Runtime requirements:

  1. a local Mutterkey model package, or a raw Whisper .bin file for migration compatibility
  2. a config file at ~/.config/mutterkey/config.json or a custom --config path

Optional developer tooling:

  • Qt 6 Test
  • clang-tidy
  • clazy-standalone
  • doxygen
  • ninja-build
  • valgrind
  • libc6-dbg on Debian-family systems so Valgrind Memcheck can start cleanly

The repository vendors whisper.cpp, but it does not bundle speech model artifacts. Any model file you download separately may be subject to its own license or usage terms.

If CMake fails before compilation starts, the most common cause is missing Qt 6 development packages for Core, Gui, Multimedia, or KDE Frameworks packages for KF6GlobalAccel / KF6GuiAddons.

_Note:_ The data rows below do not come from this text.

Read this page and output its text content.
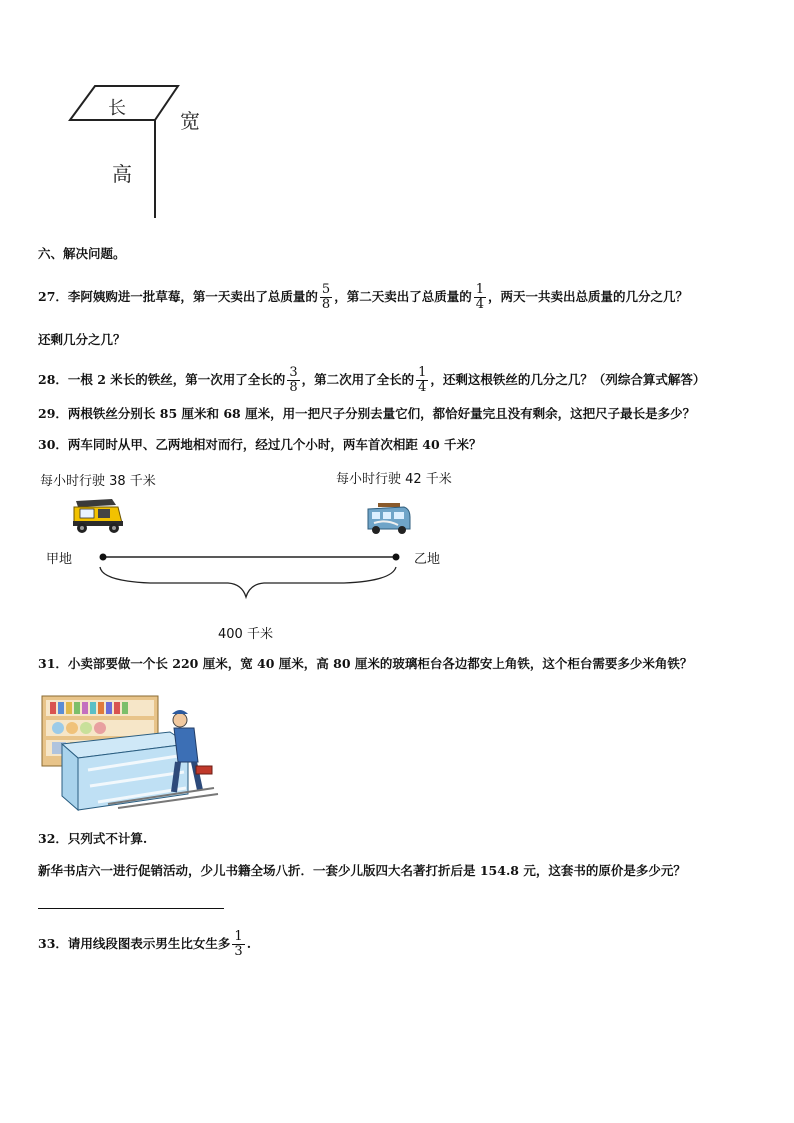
长
宽
高
六、解决问题。
27．李阿姨购进一批草莓，第一天卖出了总质量的 $\frac{5}{8}$ ，第二天卖出了总质量的 $\frac{1}{4}$ ，两天一共卖出总质量的几分之几？
还剩几分之几？
28．一根 2 米长的铁丝，第一次用了全长的 $\frac{3}{8}$ ，第二次用了全长的 $\frac{1}{4}$ ，还剩这根铁丝的几分之几？（列综合算式解答）
29．两根铁丝分别长 85 厘米和 68 厘米，用一把尺子分别去量它们，都恰好量完且没有剩余，这把尺子最长是多少？
30．两车同时从甲、乙两地相对而行，经过几个小时，两车首次相距 40 千米？
每小时行驶 38 千米	每小时行驶 42 千米
甲地	乙地
400 千米
31．小卖部要做一个长 220 厘米，宽 40 厘米，高 80 厘米的玻璃柜台各边都安上角铁，这个柜台需要多少米角铁？
32．只列式不计算.
新华书店六一进行促销活动，少儿书籍全场八折．一套少儿版四大名著打折后是 154.8 元，这套书的原价是多少元？
33．请用线段图表示男生比女生多 $\frac{1}{3}$ .
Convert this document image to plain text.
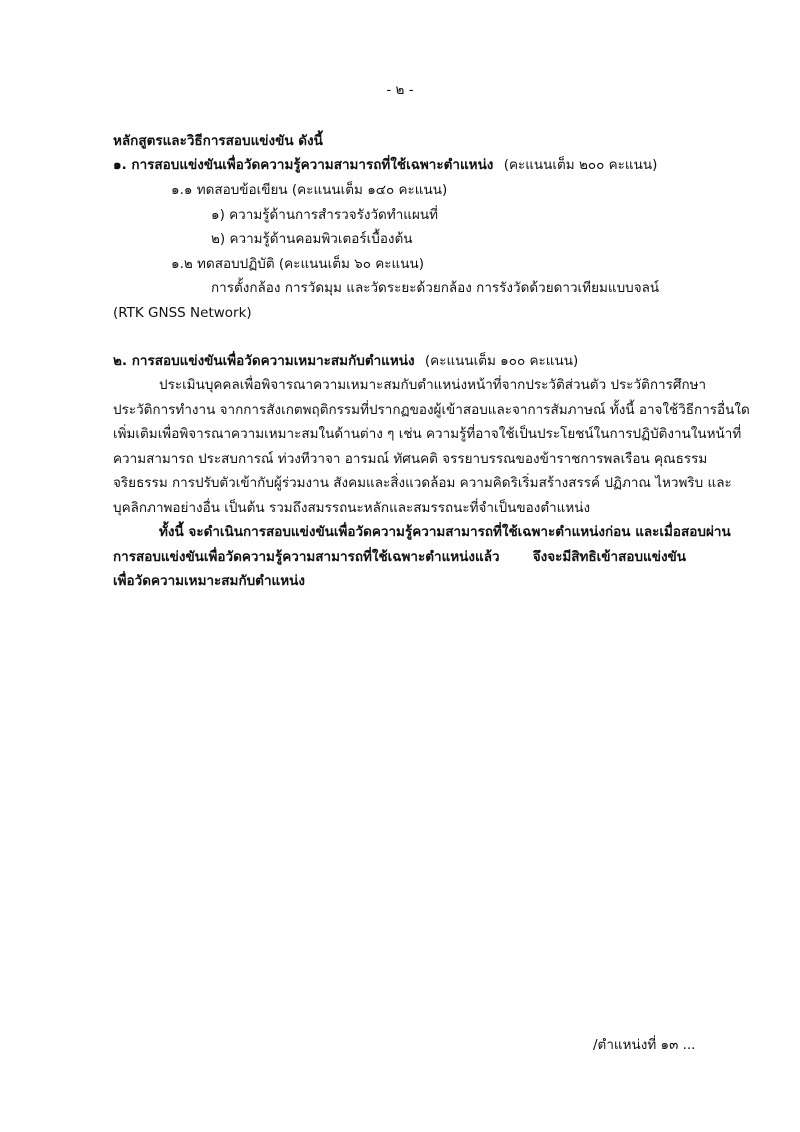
- ๒ -
หลักสูตรและวิธีการสอบแข่งขัน ดังนี้
๑. การสอบแข่งขันเพื่อวัดความรู้ความสามารถที่ใช้เฉพาะตำแหน่ง (คะแนนเต็ม ๒๐๐ คะแนน)
๑.๑ ทดสอบข้อเขียน (คะแนนเต็ม ๑๔๐ คะแนน)
๑) ความรู้ด้านการสำรวจรังวัดทำแผนที่
๒) ความรู้ด้านคอมพิวเตอร์เบื้องต้น
๑.๒ ทดสอบปฏิบัติ (คะแนนเต็ม ๖๐ คะแนน)
การตั้งกล้อง การวัดมุม และวัดระยะด้วยกล้อง การรังวัดด้วยดาวเทียมแบบจลน์
(RTK GNSS Network)
๒. การสอบแข่งขันเพื่อวัดความเหมาะสมกับตำแหน่ง (คะแนนเต็ม ๑๐๐ คะแนน)
ประเมินบุคคลเพื่อพิจารณาความเหมาะสมกับตำแหน่งหน้าที่จากประวัติส่วนตัว ประวัติการศึกษา
ประวัติการทำงาน จากการสังเกตพฤติกรรมที่ปรากฏของผู้เข้าสอบและจาการสัมภาษณ์ ทั้งนี้ อาจใช้วิธีการอื่นใด
เพิ่มเติมเพื่อพิจารณาความเหมาะสมในด้านต่าง ๆ เช่น ความรู้ที่อาจใช้เป็นประโยชน์ในการปฏิบัติงานในหน้าที่
ความสามารถ ประสบการณ์ ท่วงทีวาจา อารมณ์ ทัศนคติ จรรยาบรรณของข้าราชการพลเรือน คุณธรรม
จริยธรรม การปรับตัวเข้ากับผู้ร่วมงาน สังคมและสิ่งแวดล้อม ความคิดริเริ่มสร้างสรรค์ ปฏิภาณ ไหวพริบ และ
บุคลิกภาพอย่างอื่น เป็นต้น รวมถึงสมรรถนะหลักและสมรรถนะที่จำเป็นของตำแหน่ง
ทั้งนี้ จะดำเนินการสอบแข่งขันเพื่อวัดความรู้ความสามารถที่ใช้เฉพาะตำแหน่งก่อน และเมื่อสอบผ่าน
การสอบแข่งขันเพื่อวัดความรู้ความสามารถที่ใช้เฉพาะตำแหน่งแล้ว จึงจะมีสิทธิเข้าสอบแข่งขัน
เพื่อวัดความเหมาะสมกับตำแหน่ง
/ตำแหน่งที่ ๑๓ ...
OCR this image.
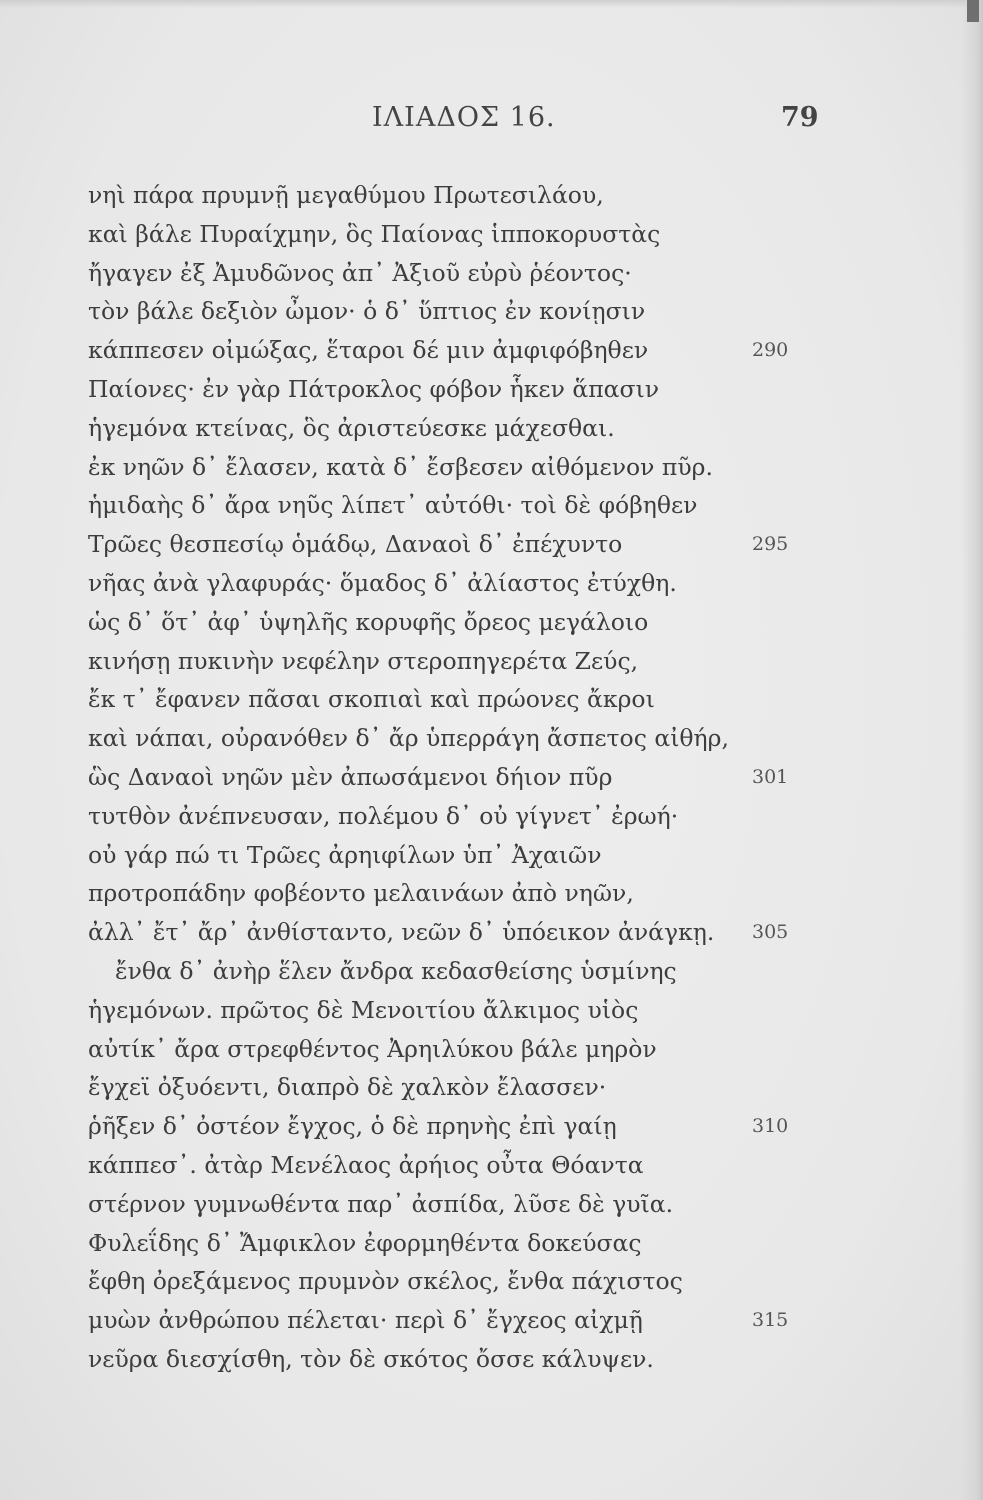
ΙΛΙΑΔΟΣ 16.	79
νηὶ πάρα πρυμνῇ μεγαθύμου Πρωτεσιλάου,
καὶ βάλε Πυραίχμην, ὃς Παίονας ἱπποκορυστὰς
ἤγαγεν ἐξ Ἀμυδῶνος ἀπ᾽ Ἀξιοῦ εὐρὺ ῥέοντος·
τὸν βάλε δεξιὸν ὦμον· ὁ δ᾽ ὕπτιος ἐν κονίῃσιν
κάππεσεν οἰμώξας, ἕταροι δέ μιν ἀμφιφόβηθεν	290
Παίονες· ἐν γὰρ Πάτροκλος φόβον ἧκεν ἅπασιν
ἡγεμόνα κτείνας, ὃς ἀριστεύεσκε μάχεσθαι.
ἐκ νηῶν δ᾽ ἔλασεν, κατὰ δ᾽ ἔσβεσεν αἰθόμενον πῦρ.
ἡμιδαὴς δ᾽ ἄρα νηῦς λίπετ᾽ αὐτόθι· τοὶ δὲ φόβηθεν
Τρῶες θεσπεσίῳ ὁμάδῳ, Δαναοὶ δ᾽ ἐπέχυντο	295
νῆας ἀνὰ γλαφυράς· ὅμαδος δ᾽ ἀλίαστος ἐτύχθη.
ὡς δ᾽ ὅτ᾽ ἀφ᾽ ὑψηλῆς κορυφῆς ὄρεος μεγάλοιο
κινήσῃ πυκινὴν νεφέλην στεροπηγερέτα Ζεύς,
ἔκ τ᾽ ἔφανεν πᾶσαι σκοπιαὶ καὶ πρώονες ἄκροι
καὶ νάπαι, οὐρανόθεν δ᾽ ἄρ ὑπερράγη ἄσπετος αἰθήρ,
ὣς Δαναοὶ νηῶν μὲν ἀπωσάμενοι δήιον πῦρ	301
τυτθὸν ἀνέπνευσαν, πολέμου δ᾽ οὐ γίγνετ᾽ ἐρωή·
οὐ γάρ πώ τι Τρῶες ἀρηιφίλων ὑπ᾽ Ἀχαιῶν
προτροπάδην φοβέοντο μελαινάων ἀπὸ νηῶν,
ἀλλ᾽ ἔτ᾽ ἄρ᾽ ἀνθίσταντο, νεῶν δ᾽ ὑπόεικον ἀνάγκῃ. 305
ἔνθα δ᾽ ἀνὴρ ἕλεν ἄνδρα κεδασθείσης ὑσμίνης
ἡγεμόνων. πρῶτος δὲ Μενοιτίου ἄλκιμος υἱὸς
αὐτίκ᾽ ἄρα στρεφθέντος Ἀρηιλύκου βάλε μηρὸν
ἔγχεϊ ὀξυόεντι, διαπρὸ δὲ χαλκὸν ἔλασσεν·
ῥῆξεν δ᾽ ὀστέον ἔγχος, ὁ δὲ πρηνὴς ἐπὶ γαίῃ	310
κάππεσ᾽. ἀτὰρ Μενέλαος ἀρήιος οὖτα Θόαντα
στέρνον γυμνωθέντα παρ᾽ ἀσπίδα, λῦσε δὲ γυῖα.
Φυλεΐδης δ᾽ Ἄμφικλον ἐφορμηθέντα δοκεύσας
ἔφθη ὀρεξάμενος πρυμνὸν σκέλος, ἔνθα πάχιστος
μυὼν ἀνθρώπου πέλεται· περὶ δ᾽ ἔγχεος αἰχμῇ	315
νεῦρα διεσχίσθη, τὸν δὲ σκότος ὄσσε κάλυψεν.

Privacy And Security Notes

Mutterkey is designed to keep transcription local to the machine:

  • microphone audio is captured through Qt Multimedia
  • transcription runs in-process through the vendored whisper.cpp backend
  • the project does not send audio or transcript text to a remote service

That does not make it a hardened privacy boundary:

  • transcript text is written to the clipboard, so other local software or desktop integrations with clipboard access may still observe it
  • service logs are intended for operational status and troubleshooting, not as a secure audit store
  • the project currently targets KDE Plasma and assumes a normal desktop user session with microphone, clipboard, and KGlobalAccel access

If you need stronger isolation, treat Mutterkey as a convenience tool for a trusted local session, not as a sandboxed dictation or secret-handling system.

Quick Start

1. Build and install

Prefer Ninja when it is available so local builds match CI more closely. If you do not have ninja-build installed, omit -G Ninja and let CMake use the default generator for your machine.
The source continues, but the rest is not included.